Finding a stiffy next to the Liffey
In Ireland, Niamh’s friend Caroline picked us up after the bus ride that was Ryanair’s trip from Eindhoven to Dublin. Not only have they succeeded into minimizing the cost of air travel, they also are experts in tagging on all sorts of non standard nonsensical charges, increasing their potential income.
The most annoying is the traveler’s responsibility to print a boarding pass. If you check in without your own printed A4 piece of paper, you have to pay Ryanair 40 euros for the privilege of having one printed for you.
Still, that said, the whole less then very convenient trip still came in at an extremely affordable 41 euros each. So cheap that the hassle can only be a necessary evil.
Besides Caroline, the Sunday afternoon of our arrival also saw many a drunkard on the Luas tram in Dublin. Hello Ireland.
With Niamh having to visit her new employer in the seaside town of Dun Laoghaire (that’s Dun Leary, for you Gaelic-impaired speakers), which turned out to be a fairly boring place, I did manage to secure 3G access through Vodafone for the coming two weeks. I will be able to fuel my addiction.
Also Dublin, though quite lovely when it’s not raining (and it’s a surprisingly dry city) couldn’t excite me as much as it did on my previous visits. Perhaps it’s simply not exotic enough anymore for me.
Also, it’s definitely a rather expensive city. And there’s quite a bit of poverty. When Niamh, Caroline, who generously offered us her bed while she slept on her smallish couch, and myself had a drink in one of the downtown pubs, no less then 8 individuals asked us for money and/or smokes.

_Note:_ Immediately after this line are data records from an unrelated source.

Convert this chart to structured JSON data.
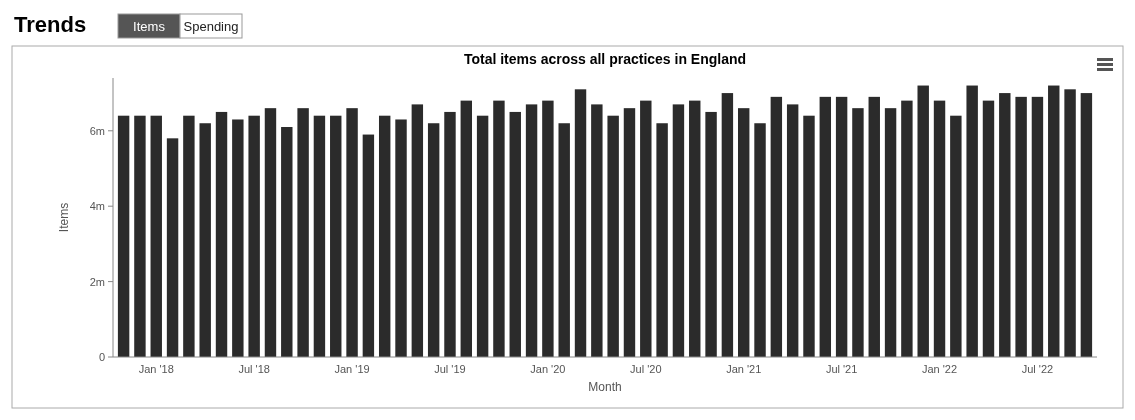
{
  "chart_data": {
    "type": "bar",
    "title": "Total items across all practices in England",
    "xlabel": "Month",
    "ylabel": "Items",
    "annotations": [
      "Trends",
      "Items",
      "Spending"
    ],
    "categories": [
      null,
      null,
      "Jan '18",
      null,
      null,
      null,
      null,
      null,
      "Jul '18",
      null,
      null,
      null,
      null,
      null,
      "Jan '19",
      null,
      null,
      null,
      null,
      null,
      "Jul '19",
      null,
      null,
      null,
      null,
      null,
      "Jan '20",
      null,
      null,
      null,
      null,
      null,
      "Jul '20",
      null,
      null,
      null,
      null,
      null,
      "Jan '21",
      null,
      null,
      null,
      null,
      null,
      "Jul '21",
      null,
      null,
      null,
      null,
      null,
      "Jan '22",
      null,
      null,
      null,
      null,
      null,
      "Jul '22",
      null,
      null,
      null
    ],
    "values": [
      6.4,
      6.4,
      6.4,
      5.8,
      6.4,
      6.2,
      6.5,
      6.3,
      6.4,
      6.6,
      6.1,
      6.6,
      6.4,
      6.4,
      6.6,
      5.9,
      6.4,
      6.3,
      6.7,
      6.2,
      6.5,
      6.8,
      6.4,
      6.8,
      6.5,
      6.7,
      6.8,
      6.2,
      7.1,
      6.7,
      6.4,
      6.6,
      6.8,
      6.2,
      6.7,
      6.8,
      6.5,
      7.0,
      6.6,
      6.2,
      6.9,
      6.7,
      6.4,
      6.9,
      6.9,
      6.6,
      6.9,
      6.6,
      6.8,
      7.2,
      6.8,
      6.4,
      7.2,
      6.8,
      7.0,
      6.9,
      6.9,
      7.2,
      7.1,
      7.0
    ],
    "color": "#2b2b2b",
    "ylim": [
      0,
      7.4
    ],
    "yticks": [
      0,
      {
        "value": 2,
        "label": "2m"
      },
      {
        "value": 4,
        "label": "4m"
      },
      {
        "value": 6,
        "label": "6m"
      }
    ]
  }
}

Some several times. Africa, what, what?
This week, Europe-wide statistics were released revealing that, overall, Ireland was 30% more expensive than the European average, only Denmark being more pricey.
I did spend half a day in town, being the tourist, visiting the Irish Museum of Modern Art, which I found only so-so, and the Dolls store, a shop selling teddy bears and dolls which also runs a teddy bear clinic, where you can have your favorite teddies fixed up.
Another more pervasive fixture of the Irish shoposphere is the presence of stores pawning eastern European wares, with particularly Polish stores being popular, even though the number of Poles in Ireland could be as little as 1 in 100. Even more obscure, just off Henry street, one store thought it viable to only sell Lithuanian warez.
On the other hand, quite a bit of cheap labor, particularly in the catering industry, at least in Dublin, seems to be staffed by Poles.